Obwohl das Kirschblütenfest (Hanami) oder wortwörtlich die Blumenbetrachtung (Hana = Blume, Mi = Ansehen) zu heutiger Zeit zu einem der größten naturbezogenen Massenevents Japans zählt, sind die Ürsprünge dieses Festes doch von friedlicher, philosophischer Natur. Ursprünglich stand nicht der Genuss von Köstlichkeiten, Getränken und Konversation im Mittelpunkt, sondern das Beobachten einer Parabel auf die (menschliche) Existenz und deren Vergänglichkeit.

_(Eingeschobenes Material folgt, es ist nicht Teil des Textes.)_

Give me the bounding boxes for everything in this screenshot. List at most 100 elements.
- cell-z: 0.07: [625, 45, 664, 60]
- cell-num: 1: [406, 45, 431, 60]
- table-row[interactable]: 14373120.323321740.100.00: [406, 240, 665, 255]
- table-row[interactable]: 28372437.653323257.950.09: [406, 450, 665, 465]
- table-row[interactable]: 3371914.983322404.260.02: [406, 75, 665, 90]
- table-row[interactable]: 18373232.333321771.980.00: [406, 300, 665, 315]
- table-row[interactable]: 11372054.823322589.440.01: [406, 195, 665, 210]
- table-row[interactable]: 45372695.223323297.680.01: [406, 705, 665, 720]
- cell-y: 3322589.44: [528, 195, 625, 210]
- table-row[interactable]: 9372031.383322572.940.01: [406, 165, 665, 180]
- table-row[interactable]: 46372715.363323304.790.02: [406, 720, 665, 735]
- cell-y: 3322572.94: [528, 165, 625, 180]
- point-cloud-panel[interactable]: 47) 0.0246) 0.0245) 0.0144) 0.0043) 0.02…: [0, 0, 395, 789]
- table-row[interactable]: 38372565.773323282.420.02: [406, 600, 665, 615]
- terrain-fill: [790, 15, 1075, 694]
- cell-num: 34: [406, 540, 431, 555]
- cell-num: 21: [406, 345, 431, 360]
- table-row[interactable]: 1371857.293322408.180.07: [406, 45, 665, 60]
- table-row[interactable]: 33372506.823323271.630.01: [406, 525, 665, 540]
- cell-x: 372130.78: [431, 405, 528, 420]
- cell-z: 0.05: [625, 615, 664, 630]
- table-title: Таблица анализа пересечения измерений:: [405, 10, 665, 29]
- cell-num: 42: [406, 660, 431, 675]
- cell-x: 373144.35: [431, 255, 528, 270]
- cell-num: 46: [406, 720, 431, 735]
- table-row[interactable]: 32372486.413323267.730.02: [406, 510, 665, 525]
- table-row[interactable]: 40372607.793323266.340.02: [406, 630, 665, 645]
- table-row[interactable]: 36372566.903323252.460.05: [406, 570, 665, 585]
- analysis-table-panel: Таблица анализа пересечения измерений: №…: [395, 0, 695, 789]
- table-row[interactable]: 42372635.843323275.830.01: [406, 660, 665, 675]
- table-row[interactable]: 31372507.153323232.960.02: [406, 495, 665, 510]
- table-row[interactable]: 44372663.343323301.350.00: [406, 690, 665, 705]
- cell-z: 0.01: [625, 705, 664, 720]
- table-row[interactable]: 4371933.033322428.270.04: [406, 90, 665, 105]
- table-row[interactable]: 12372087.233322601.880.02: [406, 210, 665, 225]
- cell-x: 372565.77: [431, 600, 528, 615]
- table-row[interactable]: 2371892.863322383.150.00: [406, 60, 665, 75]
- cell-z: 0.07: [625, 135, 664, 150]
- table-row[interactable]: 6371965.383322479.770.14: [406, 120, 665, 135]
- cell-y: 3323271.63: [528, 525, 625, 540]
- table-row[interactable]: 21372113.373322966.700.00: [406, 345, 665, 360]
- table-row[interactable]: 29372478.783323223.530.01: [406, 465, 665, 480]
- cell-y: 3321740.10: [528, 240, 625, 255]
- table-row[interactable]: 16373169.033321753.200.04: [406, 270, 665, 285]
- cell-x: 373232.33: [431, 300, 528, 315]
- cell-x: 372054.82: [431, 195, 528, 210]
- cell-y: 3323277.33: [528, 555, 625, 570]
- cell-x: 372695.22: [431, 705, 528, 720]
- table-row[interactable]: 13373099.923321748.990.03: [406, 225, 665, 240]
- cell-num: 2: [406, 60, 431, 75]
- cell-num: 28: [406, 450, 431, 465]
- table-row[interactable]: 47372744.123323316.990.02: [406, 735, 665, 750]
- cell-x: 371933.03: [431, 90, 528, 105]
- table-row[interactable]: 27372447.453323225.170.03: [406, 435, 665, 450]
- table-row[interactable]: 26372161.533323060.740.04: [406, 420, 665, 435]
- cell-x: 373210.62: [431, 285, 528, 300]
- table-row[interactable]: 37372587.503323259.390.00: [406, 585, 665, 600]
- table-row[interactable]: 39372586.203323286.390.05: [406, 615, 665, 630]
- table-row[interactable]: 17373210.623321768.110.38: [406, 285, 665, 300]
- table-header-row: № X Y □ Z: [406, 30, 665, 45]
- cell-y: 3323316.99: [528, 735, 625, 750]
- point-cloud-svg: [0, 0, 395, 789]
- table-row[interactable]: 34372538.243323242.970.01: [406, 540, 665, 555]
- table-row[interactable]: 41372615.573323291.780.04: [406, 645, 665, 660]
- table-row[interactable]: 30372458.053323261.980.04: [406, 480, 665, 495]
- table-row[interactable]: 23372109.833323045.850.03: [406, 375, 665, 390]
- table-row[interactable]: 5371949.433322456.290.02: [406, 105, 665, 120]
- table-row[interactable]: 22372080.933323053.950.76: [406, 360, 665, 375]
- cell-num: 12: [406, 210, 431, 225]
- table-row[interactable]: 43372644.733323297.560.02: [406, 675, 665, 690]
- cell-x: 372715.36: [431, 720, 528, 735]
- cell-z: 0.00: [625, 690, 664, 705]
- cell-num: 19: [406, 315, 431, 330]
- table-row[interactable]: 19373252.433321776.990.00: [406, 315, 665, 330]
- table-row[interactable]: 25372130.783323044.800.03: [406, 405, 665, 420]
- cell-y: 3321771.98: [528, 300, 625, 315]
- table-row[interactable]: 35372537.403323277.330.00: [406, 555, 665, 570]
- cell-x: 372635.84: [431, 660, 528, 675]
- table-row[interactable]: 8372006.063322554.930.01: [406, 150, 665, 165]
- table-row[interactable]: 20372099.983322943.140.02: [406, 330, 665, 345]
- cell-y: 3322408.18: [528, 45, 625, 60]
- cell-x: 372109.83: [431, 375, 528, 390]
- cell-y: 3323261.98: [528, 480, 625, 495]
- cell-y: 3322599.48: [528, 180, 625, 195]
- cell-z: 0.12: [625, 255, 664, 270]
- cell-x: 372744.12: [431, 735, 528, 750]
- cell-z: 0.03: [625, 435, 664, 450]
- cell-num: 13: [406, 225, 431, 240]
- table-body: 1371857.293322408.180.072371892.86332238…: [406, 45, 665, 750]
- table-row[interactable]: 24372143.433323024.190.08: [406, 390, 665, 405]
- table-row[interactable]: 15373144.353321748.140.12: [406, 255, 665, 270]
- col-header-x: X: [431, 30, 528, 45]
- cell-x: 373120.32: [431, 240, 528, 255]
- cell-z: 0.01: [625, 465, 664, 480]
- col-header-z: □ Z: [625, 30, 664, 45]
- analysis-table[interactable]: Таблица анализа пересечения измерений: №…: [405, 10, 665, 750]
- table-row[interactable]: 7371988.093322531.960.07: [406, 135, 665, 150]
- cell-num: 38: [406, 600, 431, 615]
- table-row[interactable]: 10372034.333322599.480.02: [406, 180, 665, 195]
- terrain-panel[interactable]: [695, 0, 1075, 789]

In westlichen Kreisen über Jahrhunderte illustriert durch lateinische Phrasen wie «memento mori» (Gedenken dem Tode), wird diese Vergänglichkeit in Japan verkörpert durch den Kontrast zwischen der einzigartigen Schönheit der Kirschblüte und deren Kurzlebigkeit. Es ist birgt durchaus ein wenig Ironie in sich, dass ein Fest zur Versinnbildlichung des immaterialistischen Wertes des Lebens zu einem der grössten Magneten des Kommerzes und Konsums geworden ist. Wobei man hier anmerken muss, dass sich diese beiden Elemente hier zugebenermaßen sehr gut ergänzen: Nach einem ausgedehnte Hanami Picknick mit Freunden, Verwandten oder Arbeitskollegen ist sicherlich die ein oder andere Person froh über eine kurzzeitige Preisschildamnesie... denn zu kaum einer anderen Jahreszeit bereitet der Erwerb von Lebensmitteln und Dekoration so viel Freude, wie zu dieser. Die angebotenen Lunchboxen («hanami bento»), Textilien und Dekoartikel werden nämlich in der Tat mit solch einer künstlerischen Rafinesse angefertigt, dass es eine ungeahnte Freude bereitet, die Saison in ihrer ganzen Fülle «auszukosten».


Ob also spirituell motiviert oder ganz weltlich: Umgeben von hellen Blütendächern, guter Gesellschaft und köstlicher Delikatessen ist es kaum ein Wunder, dass die Kirschblütenzeit zu den unangefochtenen Jahreshighlights eines jeden Japaners sowie Touristen zählt.